By applying log, I transform the target variable into a form that's easier for the model to predict, reduces the influence of extreme values, and improves the overall performance of the model.

In [381]:
y_log = np.log1p(y)

Standardizing the features ensures all input variables are on the same scale, preventing any one feature from dominating the learning process due to its larger magnitude.

In [382]:
scaler = StandardScaler()
X_scaled = scaler.fit_transform(X)

In [383]:
X_train, X_test, y_train_log, y_test_log = train_test_split(X_scaled, y_log, test_size=0.3, random_state=42)

After testing multiple models, I chose the RandomForestRegressor due to its superior accuracy compared to other models such as XGBoost, SVR, and Linear Regression on this datase

In [387]:
rf = RandomForestRegressor(random_state=42)
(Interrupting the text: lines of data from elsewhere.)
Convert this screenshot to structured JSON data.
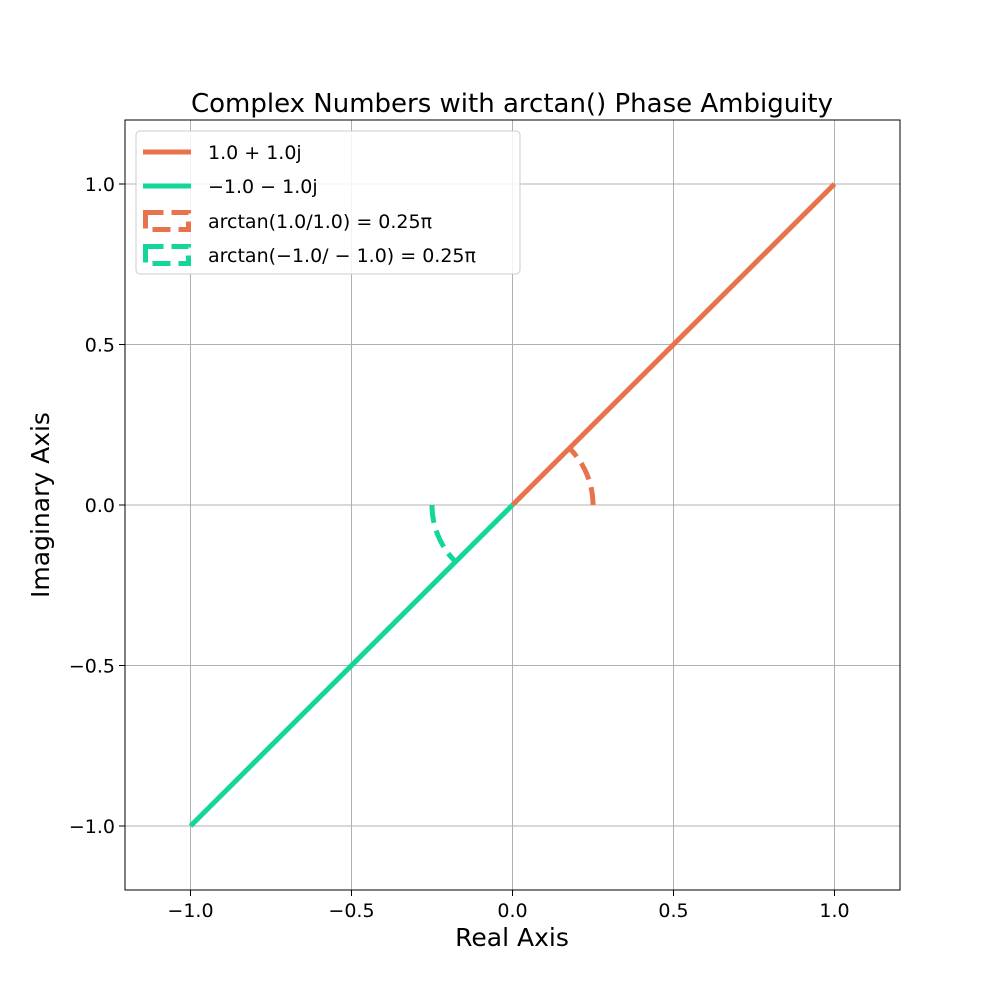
{
  "chart_data": {
    "type": "line",
    "title": "Complex Numbers with arctan() Phase Ambiguity",
    "xlabel": "Real Axis",
    "ylabel": "Imaginary Axis",
    "xlim": [
      -1.2,
      1.2
    ],
    "ylim": [
      -1.2,
      1.2
    ],
    "xticks": [
      -1.0,
      -0.5,
      0.0,
      0.5,
      1.0
    ],
    "yticks": [
      -1.0,
      -0.5,
      0.0,
      0.5,
      1.0
    ],
    "xtick_labels": [
      "−1.0",
      "−0.5",
      "0.0",
      "0.5",
      "1.0"
    ],
    "ytick_labels": [
      "−1.0",
      "−0.5",
      "0.0",
      "0.5",
      "1.0"
    ],
    "grid": true,
    "legend_position": "top-left",
    "series": [
      {
        "name": "1.0 + 1.0j",
        "kind": "vector",
        "style": "solid",
        "color": "#e8724c",
        "points": [
          [
            0.0,
            0.0
          ],
          [
            1.0,
            1.0
          ]
        ]
      },
      {
        "name": "−1.0 − 1.0j",
        "kind": "vector",
        "style": "solid",
        "color": "#12d69a",
        "points": [
          [
            0.0,
            0.0
          ],
          [
            -1.0,
            -1.0
          ]
        ]
      },
      {
        "name": "arctan(1.0/1.0) = 0.25π",
        "kind": "arc",
        "style": "dashed",
        "color": "#e8724c",
        "radius": 0.25,
        "center": [
          0.0,
          0.0
        ],
        "theta_start_deg": 0,
        "theta_end_deg": 45
      },
      {
        "name": "arctan(−1.0/ − 1.0) = 0.25π",
        "kind": "arc",
        "style": "dashed",
        "color": "#12d69a",
        "radius": 0.25,
        "center": [
          0.0,
          0.0
        ],
        "theta_start_deg": 180,
        "theta_end_deg": 225
      }
    ]
  },
  "legend": {
    "items": [
      {
        "label": "1.0 + 1.0j",
        "color": "#e8724c",
        "style": "solid"
      },
      {
        "label": "−1.0 − 1.0j",
        "color": "#12d69a",
        "style": "solid"
      },
      {
        "label": "arctan(1.0/1.0) = 0.25π",
        "color": "#e8724c",
        "style": "dashed"
      },
      {
        "label": "arctan(−1.0/ − 1.0) = 0.25π",
        "color": "#12d69a",
        "style": "dashed"
      }
    ]
  }
}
rf.fit(X_train, y_train_log)

R² score of 0.8267 suggests that the Random Forest model has a strong fit to the data and is able to explain a large portion of the variance in car prices.

Low MSE and MAE values demonstrate that the model is generating relatively accurate price predictions, with the MAE indicating that the typical error is within a reasonable range.

In [391]:
y_pred_log = rf.predict(X_test)

y_pred = np.expm1(y_pred_log)
y_true = np.expm1(y_test_log)

print(f"Optimized R² Score: {r2_score(y_true, y_pred):.4f}")
print(f"Optimized MSE: {mean_squared_error(y_true, y_pred):.2f}")
print(f"Optimized MAE: {mean_absolute_error(y_true, y_pred):.2f}")


Optimized R² Score: 0.8267
Optimized MSE: 19973377.14
Optimized MAE: 2296.08